While working on the Nullarbor system, Giesbrecht completed a PhD at Adelaide University that examined the influence of the sun on the HF signals as well as how such signals can be recognised. His investigation helped inform some of the groundbreaking work on the Defence project.

“Part of the Nullarbor system looks at the signal and its characteristics and automatically tells Defence whether it’s a voice signal or FSK (Frequency Shift Keying) signal, which is a type of digital signal,” Giesbrecht said.

Russell Clarke, an ionospheric physicist employed by Ebor to oversee the science behind Nullarbor’s direction finding and signal improvement capabilities, explains the digital receivers can also measure signals in all directions while signal improvement allows defence to concentrate on the signal of interest.

“They can steer the main beam in the direction of interest and stop the rest of the world from flooding in,” he said.

“Defence departments around the world have decided that satellites are vulnerable and, if they are immobilised, they need to go back to HF. Digital technology has made it far more successful but it still requires expertise. You can’t just switch it on when a satellite goes out.”

Environmental savings

Giesbrecht said that the new Nullarbor system makes many aspects of the current Defence signal receiving system obsolete.

“At the moment, both systems are running and I suspect that will continue until Defence finds that they start to use the Nullarbor system more than their existing one,” he said.

One of the antennas out in the desert.

“Once that happens, they’ll probably say it’s time to get rid of the existing system or do something different with it.”

The Nullarbor system also presents a significant cost saving. Giesbrecht estimated the existing system cost hundreds of millions of dollars to install and millions of dollars each year to maintain.

“Bear in mind that the existing defence system was designed and built over 20 years ago and technology has developed rapidly,” he said.

“For example, when we built the first prototype for the Nullarbor system, it required roughly 20 processors to do the processing and now it requires only two.”

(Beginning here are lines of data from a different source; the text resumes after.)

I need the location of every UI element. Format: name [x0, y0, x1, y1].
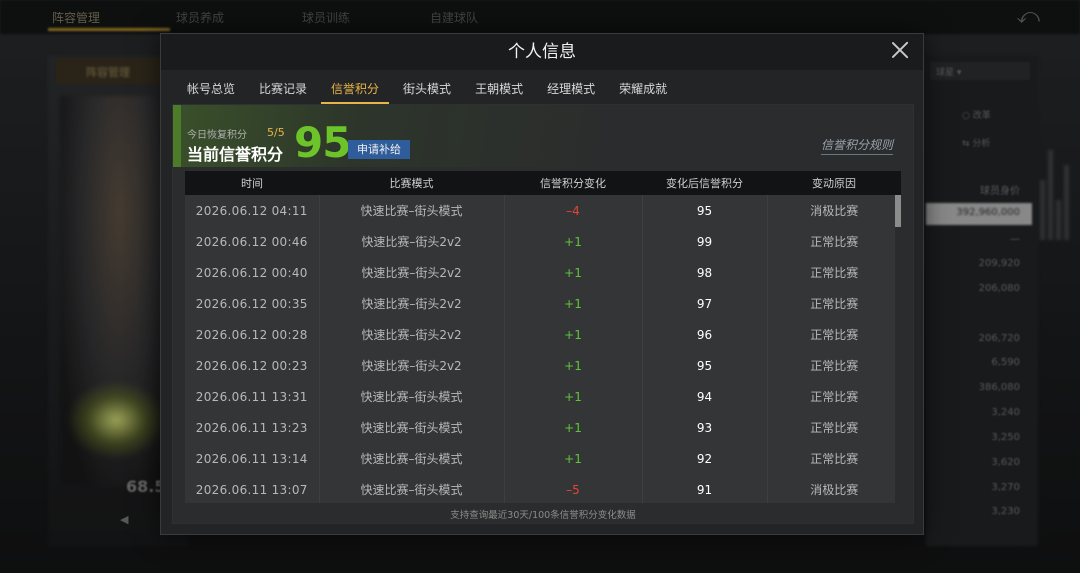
cell-change: +1	[504, 319, 643, 350]
cell-change: +1	[504, 412, 643, 443]
cell-change: +1	[504, 257, 643, 288]
column-header-mode: 比赛模式	[319, 171, 504, 195]
tab-manager-mode[interactable]: 经理模式	[535, 78, 607, 104]
cell-after: 97	[642, 288, 768, 319]
today-recovery-label: 今日恢复积分	[187, 130, 247, 141]
table-row: 2026.06.12 00:35 快速比赛–街头2v2 +1 97 正常比赛	[185, 288, 901, 319]
cell-mode: 快速比赛–街头2v2	[319, 350, 505, 381]
cell-change: +1	[504, 381, 643, 412]
tab-honor-achievements[interactable]: 荣耀成就	[607, 78, 679, 104]
credit-banner: 今日恢复积分 5/5 当前信誉积分 95 申请补给 信誉积分规则	[173, 105, 913, 167]
cell-mode: 快速比赛–街头2v2	[319, 319, 505, 350]
cell-time: 2026.06.12 00:35	[185, 288, 320, 319]
cell-reason: 正常比赛	[810, 266, 859, 280]
credit-history-table: 时间 比赛模式 信誉积分变化 变化后信誉积分 变动原因 2026.06.12 0…	[185, 171, 901, 503]
cell-mode: 快速比赛–街头模式	[319, 474, 505, 503]
cell-after: 96	[642, 319, 768, 350]
modal-header: 个人信息	[161, 34, 923, 70]
tab-match-records[interactable]: 比赛记录	[247, 78, 319, 104]
modal-tabs: 帐号总览 比赛记录 信誉积分 街头模式 王朝模式 经理模式 荣耀成就	[175, 78, 679, 104]
cell-change: +1	[504, 443, 643, 474]
cell-mode: 快速比赛–街头2v2	[319, 257, 505, 288]
cell-change: +1	[504, 288, 643, 319]
cell-reason: 正常比赛	[810, 297, 859, 311]
cell-reason: 正常比赛	[810, 390, 859, 404]
cell-change: +1	[504, 350, 643, 381]
cell-reason: 消极比赛	[810, 204, 859, 218]
cell-after: 95	[642, 350, 768, 381]
table-row: 2026.06.12 04:11 快速比赛–街头模式 –4 95 消极比赛	[185, 195, 901, 226]
cell-time: 2026.06.12 00:46	[185, 226, 320, 257]
table-row: 2026.06.11 13:23 快速比赛–街头模式 +1 93 正常比赛	[185, 412, 901, 443]
column-header-reason: 变动原因	[767, 171, 901, 195]
table-row: 2026.06.11 13:14 快速比赛–街头模式 +1 92 正常比赛	[185, 443, 901, 474]
cell-change: –4	[504, 195, 643, 226]
cell-mode: 快速比赛–街头模式	[319, 443, 505, 474]
cell-change: –5	[504, 474, 643, 503]
cell-reason: 正常比赛	[810, 359, 859, 373]
cell-reason: 正常比赛	[810, 452, 859, 466]
cell-time: 2026.06.11 13:31	[185, 381, 320, 412]
cell-time: 2026.06.12 00:23	[185, 350, 320, 381]
table-header-row: 时间 比赛模式 信誉积分变化 变化后信誉积分 变动原因	[185, 171, 901, 195]
cell-time: 2026.06.11 13:07	[185, 474, 320, 503]
cell-after: 92	[642, 443, 768, 474]
cell-reason: 消极比赛	[810, 483, 859, 497]
cell-mode: 快速比赛–街头模式	[319, 381, 505, 412]
cell-time: 2026.06.12 04:11	[185, 195, 320, 226]
table-row: 2026.06.12 00:28 快速比赛–街头2v2 +1 96 正常比赛	[185, 319, 901, 350]
personal-info-modal: 个人信息 帐号总览 比赛记录 信誉积分 街头模式 王朝模式 经理模式 荣耀成就 …	[160, 33, 924, 535]
cell-reason: 正常比赛	[810, 421, 859, 435]
column-header-change: 信誉积分变化	[504, 171, 642, 195]
cell-after: 93	[642, 412, 768, 443]
table-row: 2026.06.12 00:23 快速比赛–街头2v2 +1 95 正常比赛	[185, 350, 901, 381]
credit-rules-link[interactable]: 信誉积分规则	[820, 136, 893, 155]
cell-mode: 快速比赛–街头2v2	[319, 288, 505, 319]
cell-mode: 快速比赛–街头模式	[319, 195, 505, 226]
table-row: 2026.06.11 13:07 快速比赛–街头模式 –5 91 消极比赛	[185, 474, 901, 503]
table-row: 2026.06.12 00:40 快速比赛–街头2v2 +1 98 正常比赛	[185, 257, 901, 288]
apply-supply-button[interactable]: 申请补给	[348, 140, 410, 159]
cell-reason: 正常比赛	[810, 235, 859, 249]
cell-mode: 快速比赛–街头模式	[319, 412, 505, 443]
tab-credit-score[interactable]: 信誉积分	[319, 78, 391, 104]
tab-account-overview[interactable]: 帐号总览	[175, 78, 247, 104]
cell-after: 98	[642, 257, 768, 288]
cell-after: 95	[642, 195, 768, 226]
current-credit-score: 95	[294, 118, 351, 167]
cell-time: 2026.06.11 13:23	[185, 412, 320, 443]
current-credit-label: 当前信誉积分	[187, 145, 284, 164]
cell-after: 99	[642, 226, 768, 257]
column-header-time: 时间	[185, 171, 319, 195]
cell-mode: 快速比赛–街头2v2	[319, 226, 505, 257]
credit-score-panel: 今日恢复积分 5/5 当前信誉积分 95 申请补给 信誉积分规则 时间 比赛模式…	[172, 104, 914, 524]
cell-time: 2026.06.12 00:40	[185, 257, 320, 288]
modal-title: 个人信息	[508, 42, 576, 62]
cell-time: 2026.06.12 00:28	[185, 319, 320, 350]
cell-after: 91	[642, 474, 768, 503]
table-row: 2026.06.12 00:46 快速比赛–街头2v2 +1 99 正常比赛	[185, 226, 901, 257]
cell-time: 2026.06.11 13:14	[185, 443, 320, 474]
column-header-after: 变化后信誉积分	[642, 171, 767, 195]
scrollbar-thumb[interactable]	[895, 195, 901, 227]
cell-reason: 正常比赛	[810, 328, 859, 342]
today-recovery-count: 5/5	[267, 126, 285, 139]
tab-dynasty-mode[interactable]: 王朝模式	[463, 78, 535, 104]
close-icon[interactable]	[891, 41, 909, 59]
cell-after: 94	[642, 381, 768, 412]
table-scrollbar[interactable]	[895, 195, 901, 503]
query-limit-note: 支持查询最近30天/100条信誉积分变化数据	[450, 510, 636, 521]
table-row: 2026.06.11 13:31 快速比赛–街头模式 +1 94 正常比赛	[185, 381, 901, 412]
cell-change: +1	[504, 226, 643, 257]
tab-street-mode[interactable]: 街头模式	[391, 78, 463, 104]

In addition to financial savings, Boeing Defence Australia Chief Engineer Stephen Hudson said the Nullarbor system also reduces environmental costs.

“Its power consumption and carbon emissions are substantially lower and so it brings the Defence [HF communications] system up to the contemporary standards we would expect of anything that’s deployed these days,” he said.

Project Nullarbor represents a further advancement for Australia’s leading HF technologies.

“Australian Defence and Australian industry are already world-leading experts in HF communications,” Giesbrecht said.

“A lot of other developed countries have lost that capability and are trying to gain it back. Nullarbor is a huge success in terms of technology and it’s been very satisfying to see it finally completed.”

Working with Defence

The Australia Department of Defence is a diverse government body with a variety of agencies, each with different requirements and methods of working.

“Some areas require a lot of rigour and other areas require very little,” Giesbrecht said.

For Project Nullarbor, Ebor worked with the Capability and Sustainment Group, which is responsible for purchasing Defence assets such as tanks, ships, submarines and aircraft.

“It makes sure that Defence is getting value for money,” Giesbrecht said.

“They require huge amounts of documentation. I’d say roughly 60 per cent of the contract is documentation and the rest is actual work.”

Working with other groups, such as Defence Science Technology Group, requires far less documentation, added Giesbrecht.

“They’ll just come to us and say, can you write us a bit of software to solve this problem?”

An array of antennas in the outback.

Giesbrecht said Ebor’s main source of Defence work is the result of the government body seeking bespoke solutions.

“A lot of their problems can’t be solved just by buying a device off the shelf. That’s one place that people can work in and make some headway.”

No matter the Defence agency, Giesbrecht said engineers working with the department require a depth of patience.

“The returns will come, but in the meantime, you have to be prepared for a long wait,” he said.

“Certainly, don’t shy away from work with Defence, because they do have a lot of interesting problems to solve.”